Vogel, who said after L.A.'s loss to the defending champion Milwaukee Bucks on Tuesday that "our energy as a group isn't good right now," said he could feel a change, even though the group wasn't actually changed. The Lakers were one of eight teams to sit out the deadline without making any moves.
"I think with that deadline passing and having a refreshed mindset today, our group had really good energy about going out and trying to win a game [Saturday] and understanding and believing in what we can do this year," Vogel said.
As optimistic as Vogel might have sounded about drawing a line in the sand and treating the final 26 games of the regular season as a fresh start, a string of events leading up to Thursday are clearly still being hashed out internally within the organization.
The most pressing of those issues, considering the franchise's stated goal of competing for championships above all else, is an apparent disconnect between Lakers vice president of basketball operations and general manager Rob Pelinka and L.A.'s leaders, LeBron James and Anthony Davis, on the team's inaction at the deadline.
"Throughout this process we had different things we looked at and like I've done in the past, had conversations with LeBron and Anthony about it and I would say there's alignment here," Pelinka told reporters on a videoconference a couple of hours after the deadline passed Thursday. "And that's all that matters."
James and Davis did not have any conversations with Pelinka on Thursday in which they gave their approval of L.A. letting the deadline pass without making any deals, a source familiar with the situation told ESPN.
"Totally false," the source said.
If that wasn't enough, aspects of the Lakers' past two losses to the Bucks and Portland Trail Blazers were still being talked about Friday.
Russell Westbrook, who stayed with the team through the deadline despite the Lakers and Houston Rockets engaging in trade talks centered on him and the Rockets' John Wall, at first sounded like he had bought in to the team's plans when he spoke with reporters Friday.
"I'm looking forward to getting into the [All-Star] break, getting ready to make a splash run and that we're moving in the direction we need to as a team, collectively, and making sure that we try to put our best foot forward as a collective group," he said.
However, not more than five minutes later, when asked about the lower back tightness that caused him to sit out Wednesday's 107-105 loss to Portland -- the first game he has missed all season -- he said the discomfort was caused by how Vogel managed his substitution patterns in the loss to the Bucks.
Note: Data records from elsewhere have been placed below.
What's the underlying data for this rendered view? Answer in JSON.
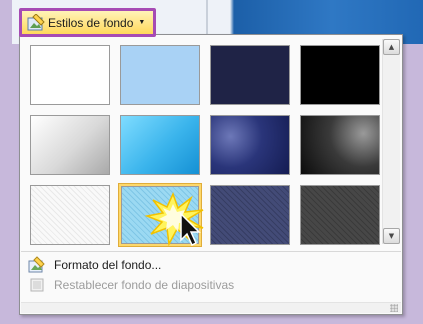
{
  "gallery_button": {
    "label": "Estilos de fondo",
    "icon": "background-styles-icon"
  },
  "swatches": [
    {
      "name": "plain-white",
      "fill": "#ffffff",
      "style": "plain"
    },
    {
      "name": "light-blue",
      "fill": "#a9d2f5",
      "style": "plain"
    },
    {
      "name": "dark-navy",
      "fill": "#1f2346",
      "style": "plain"
    },
    {
      "name": "black",
      "fill": "#000000",
      "style": "plain"
    },
    {
      "name": "gray-gradient",
      "fill": "#d4d4d4",
      "style": "gradient-light"
    },
    {
      "name": "cyan-gradient",
      "fill": "#3ab4ec",
      "style": "gradient-cyan"
    },
    {
      "name": "navy-gradient",
      "fill": "#1c2769",
      "style": "gradient-navy"
    },
    {
      "name": "black-gradient",
      "fill": "#333333",
      "style": "gradient-dark"
    },
    {
      "name": "white-texture",
      "fill": "#f2f2f2",
      "style": "texture-light"
    },
    {
      "name": "cyan-texture",
      "fill": "#8fd3ef",
      "style": "texture-cyan",
      "selected": true
    },
    {
      "name": "navy-texture",
      "fill": "#3a426b",
      "style": "texture-navy"
    },
    {
      "name": "dark-texture",
      "fill": "#3f3f3f",
      "style": "texture-dark"
    }
  ],
  "menu": {
    "format_background": "Formato del fondo...",
    "reset_background": "Restablecer fondo de diapositivas"
  },
  "colors": {
    "highlight_border": "#a64bb4",
    "button_fill": "#ffd85c"
  }
}
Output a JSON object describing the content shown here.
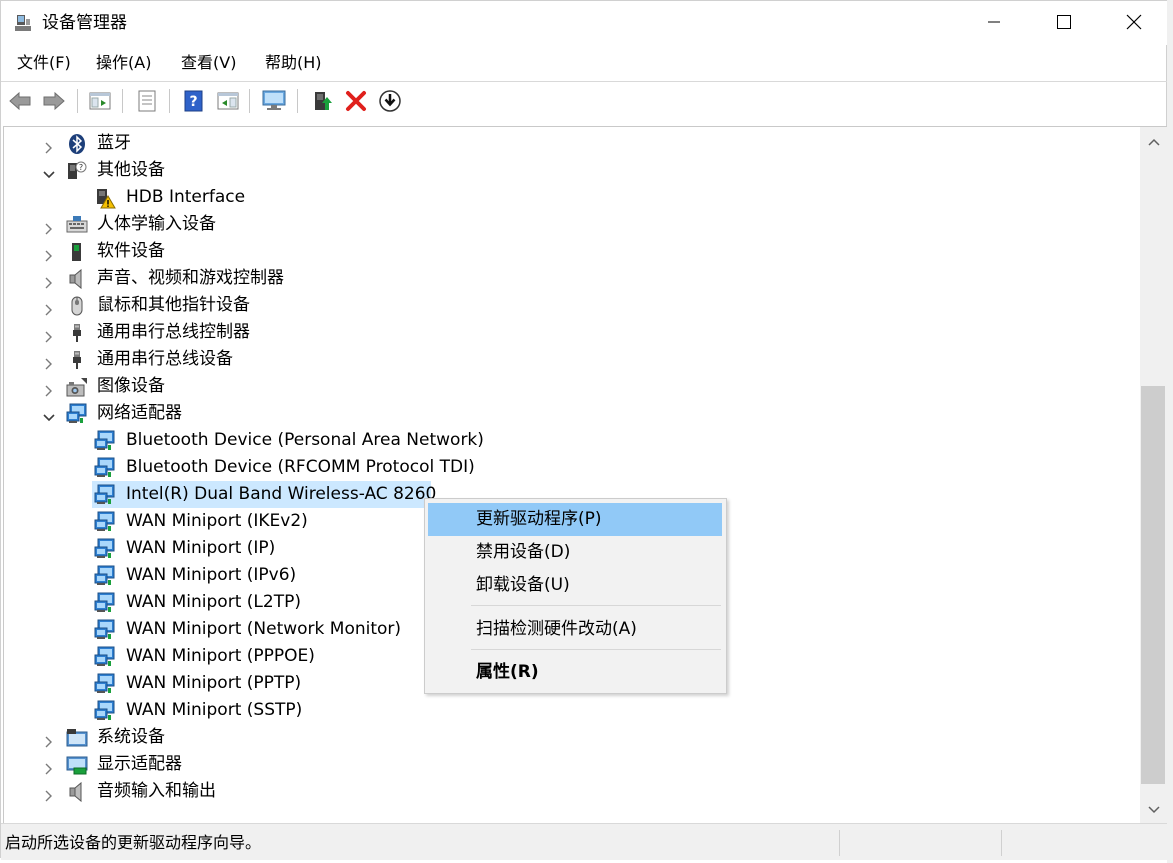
{
  "window": {
    "title": "设备管理器"
  },
  "menubar": {
    "items": [
      {
        "label": "文件(F)"
      },
      {
        "label": "操作(A)"
      },
      {
        "label": "查看(V)"
      },
      {
        "label": "帮助(H)"
      }
    ]
  },
  "tree": {
    "nodes": [
      {
        "label": "蓝牙",
        "icon": "bluetooth-icon",
        "expanded": false
      },
      {
        "label": "其他设备",
        "icon": "unknown-device-icon",
        "expanded": true
      },
      {
        "label": "HDB Interface",
        "icon": "warning-device-icon"
      },
      {
        "label": "人体学输入设备",
        "icon": "keyboard-icon",
        "expanded": false
      },
      {
        "label": "软件设备",
        "icon": "software-device-icon",
        "expanded": false
      },
      {
        "label": "声音、视频和游戏控制器",
        "icon": "speaker-icon",
        "expanded": false
      },
      {
        "label": "鼠标和其他指针设备",
        "icon": "mouse-icon",
        "expanded": false
      },
      {
        "label": "通用串行总线控制器",
        "icon": "usb-icon",
        "expanded": false
      },
      {
        "label": "通用串行总线设备",
        "icon": "usb-icon",
        "expanded": false
      },
      {
        "label": "图像设备",
        "icon": "camera-icon",
        "expanded": false
      },
      {
        "label": "网络适配器",
        "icon": "network-icon",
        "expanded": true
      },
      {
        "label": "Bluetooth Device (Personal Area Network)",
        "icon": "network-icon"
      },
      {
        "label": "Bluetooth Device (RFCOMM Protocol TDI)",
        "icon": "network-icon"
      },
      {
        "label": "Intel(R) Dual Band Wireless-AC 8260",
        "icon": "network-icon",
        "selected": true
      },
      {
        "label": "WAN Miniport (IKEv2)",
        "icon": "network-icon"
      },
      {
        "label": "WAN Miniport (IP)",
        "icon": "network-icon"
      },
      {
        "label": "WAN Miniport (IPv6)",
        "icon": "network-icon"
      },
      {
        "label": "WAN Miniport (L2TP)",
        "icon": "network-icon"
      },
      {
        "label": "WAN Miniport (Network Monitor)",
        "icon": "network-icon"
      },
      {
        "label": "WAN Miniport (PPPOE)",
        "icon": "network-icon"
      },
      {
        "label": "WAN Miniport (PPTP)",
        "icon": "network-icon"
      },
      {
        "label": "WAN Miniport (SSTP)",
        "icon": "network-icon"
      },
      {
        "label": "系统设备",
        "icon": "system-device-icon",
        "expanded": false
      },
      {
        "label": "显示适配器",
        "icon": "display-adapter-icon",
        "expanded": false
      },
      {
        "label": "音频输入和输出",
        "icon": "speaker-icon",
        "expanded": false
      }
    ]
  },
  "context_menu": {
    "items": [
      {
        "label": "更新驱动程序(P)",
        "highlighted": true
      },
      {
        "label": "禁用设备(D)"
      },
      {
        "label": "卸载设备(U)"
      },
      {
        "label": "扫描检测硬件改动(A)"
      },
      {
        "label": "属性(R)",
        "bold": true
      }
    ]
  },
  "statusbar": {
    "text": "启动所选设备的更新驱动程序向导。"
  },
  "colors": {
    "selection": "#cce8ff",
    "menu_highlight": "#91c9f7",
    "delete_red": "#e0201c",
    "nav_green": "#1aa03c"
  }
}
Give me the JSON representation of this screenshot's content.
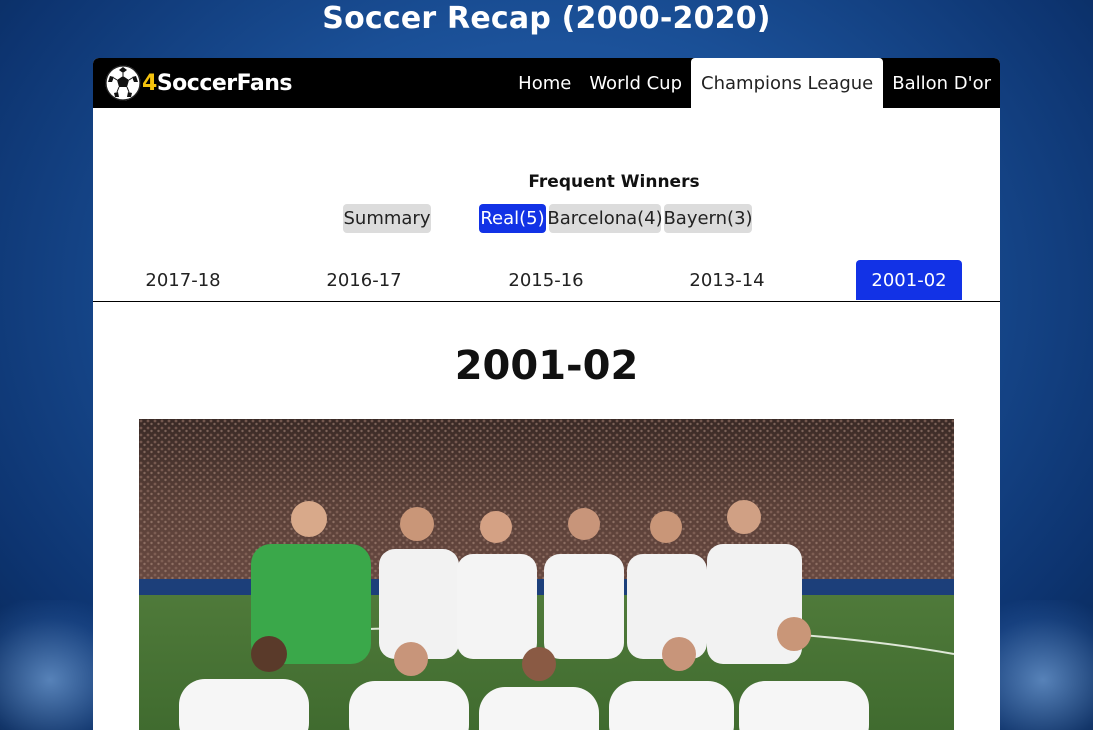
{
  "site_title": "Soccer Recap (2000-2020)",
  "brand": {
    "prefix": "4",
    "name": "SoccerFans",
    "logo_icon": "soccer-ball-icon"
  },
  "nav": {
    "items": [
      {
        "label": "Home"
      },
      {
        "label": "World Cup"
      },
      {
        "label": "Champions League",
        "active": true
      },
      {
        "label": "Ballon D'or"
      }
    ]
  },
  "winners": {
    "heading": "Frequent Winners",
    "summary_label": "Summary",
    "clubs": [
      {
        "label": "Real(5)",
        "active": true
      },
      {
        "label": "Barcelona(4)"
      },
      {
        "label": "Bayern(3)"
      }
    ]
  },
  "seasons": {
    "tabs": [
      {
        "label": "2017-18"
      },
      {
        "label": "2016-17"
      },
      {
        "label": "2015-16"
      },
      {
        "label": "2013-14"
      },
      {
        "label": "2001-02",
        "active": true
      }
    ],
    "selected_title": "2001-02"
  },
  "colors": {
    "accent": "#1232e6",
    "nav_bg": "#000000",
    "brand_digit": "#f4c20d",
    "pill_bg": "#dcdcdc"
  }
}
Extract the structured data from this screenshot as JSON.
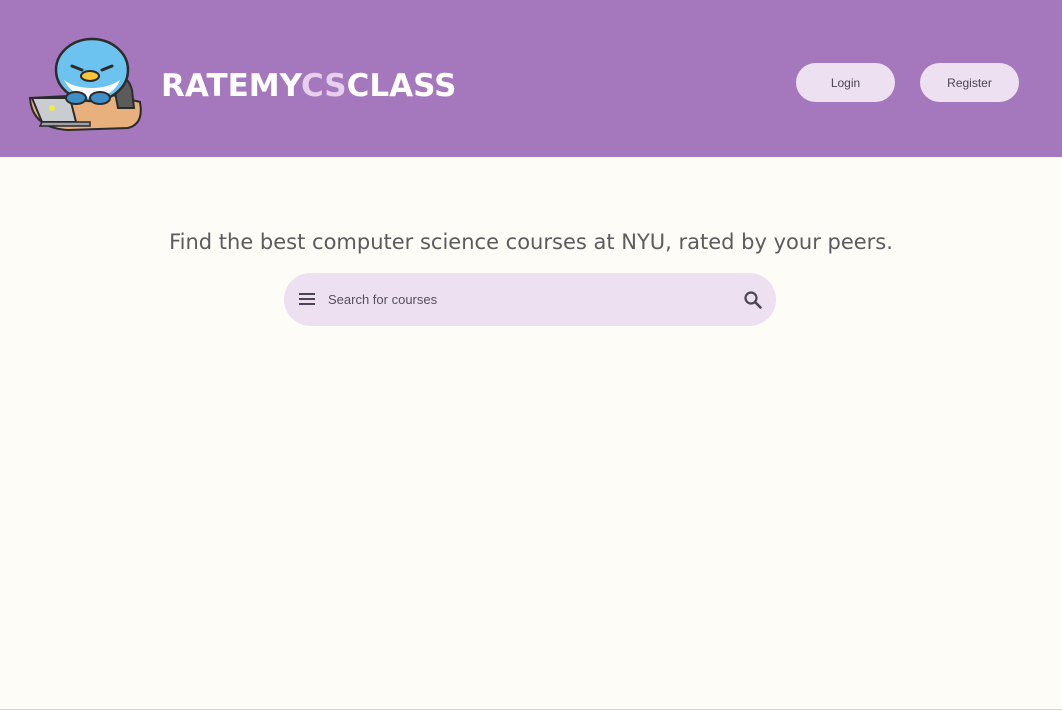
{
  "header": {
    "logo_text_part1": "RATEMY",
    "logo_text_accent": "CS",
    "logo_text_part2": "CLASS",
    "login_label": "Login",
    "register_label": "Register",
    "background_color": "#a577bd",
    "button_color": "#ece0f1"
  },
  "main": {
    "tagline": "Find the best computer science courses at NYU, rated by your peers.",
    "search": {
      "placeholder": "Search for courses",
      "value": "",
      "leading_icon": "menu-icon",
      "trailing_icon": "search-icon"
    },
    "background_color": "#fefcf6"
  }
}
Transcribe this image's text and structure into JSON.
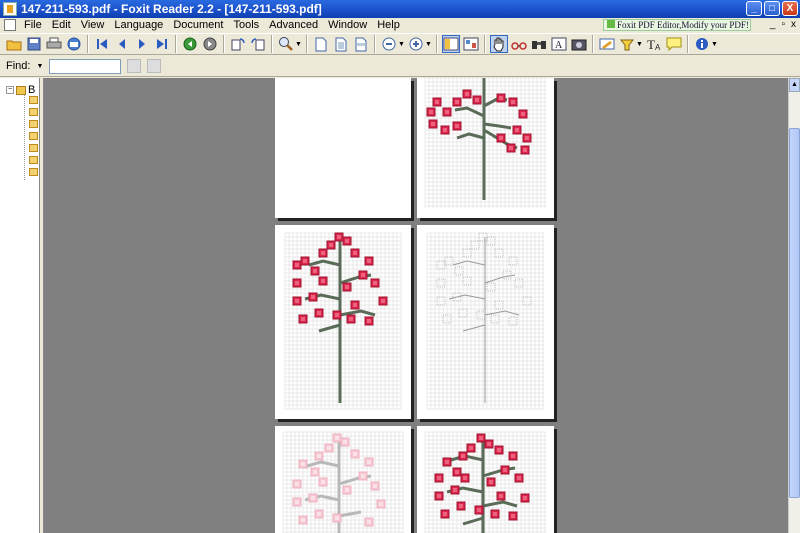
{
  "window": {
    "title": "147-211-593.pdf - Foxit Reader 2.2 - [147-211-593.pdf]",
    "controls": {
      "minimize": "_",
      "maximize": "□",
      "close": "X"
    }
  },
  "menubar": {
    "items": [
      {
        "label": "File"
      },
      {
        "label": "Edit"
      },
      {
        "label": "View"
      },
      {
        "label": "Language"
      },
      {
        "label": "Document"
      },
      {
        "label": "Tools"
      },
      {
        "label": "Advanced"
      },
      {
        "label": "Window"
      },
      {
        "label": "Help"
      }
    ],
    "promo": "Foxit PDF Editor,Modify your PDF!",
    "mdi_controls": {
      "minimize": "_",
      "restore": "▫",
      "close": "x"
    }
  },
  "toolbar": {
    "buttons": [
      {
        "icon": "open-folder-icon"
      },
      {
        "icon": "save-icon"
      },
      {
        "icon": "print-icon"
      },
      {
        "icon": "email-icon"
      },
      {
        "icon": "first-page-icon"
      },
      {
        "icon": "previous-page-icon"
      },
      {
        "icon": "next-page-icon"
      },
      {
        "icon": "last-page-icon"
      },
      {
        "icon": "go-back-icon"
      },
      {
        "icon": "go-forward-icon"
      },
      {
        "icon": "rotate-left-icon"
      },
      {
        "icon": "rotate-right-icon"
      },
      {
        "icon": "zoom-icon"
      },
      {
        "icon": "actual-size-icon"
      },
      {
        "icon": "fit-page-icon"
      },
      {
        "icon": "fit-width-icon"
      },
      {
        "icon": "zoom-out-icon"
      },
      {
        "icon": "zoom-in-icon"
      },
      {
        "icon": "bookmarks-pane-icon"
      },
      {
        "icon": "thumbnails-icon"
      },
      {
        "icon": "hand-tool-icon"
      },
      {
        "icon": "text-select-icon"
      },
      {
        "icon": "find-binoculars-icon"
      },
      {
        "icon": "text-viewer-icon"
      },
      {
        "icon": "snapshot-icon"
      },
      {
        "icon": "typewriter-icon"
      },
      {
        "icon": "highlighter-icon"
      },
      {
        "icon": "text-tool-icon"
      },
      {
        "icon": "note-icon"
      },
      {
        "icon": "info-icon"
      }
    ]
  },
  "findbar": {
    "label": "Find:",
    "value": ""
  },
  "bookmarks": {
    "root_label": "B"
  },
  "colors": {
    "accent": "#2a6ae0",
    "workspace": "#808080",
    "berry": "#d02040",
    "stem": "#5a6b58"
  }
}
"I'm not accustomed to sitting down in long stretches," he said. "Like, getting up and then, like, moving quickly. Kind of, like, stiff up a little bit."
Westbrook was benched by Vogel down the stretch against Milwaukee, the second straight game the coach kept him off the court during crunch time and the third time it has happened this season.
And on the subject of closing time, Vogel made a public mea culpa for Davis getting zero shots in the fourth quarter -- and just 11 overall for the game -- in L.A.'s loss to Portland.
"We want him more involved than that," Vogel said. "Just looking at the game the other night, I did not get the ball in his hands enough in the fourth quarter. That is something I want to own and our group has to own."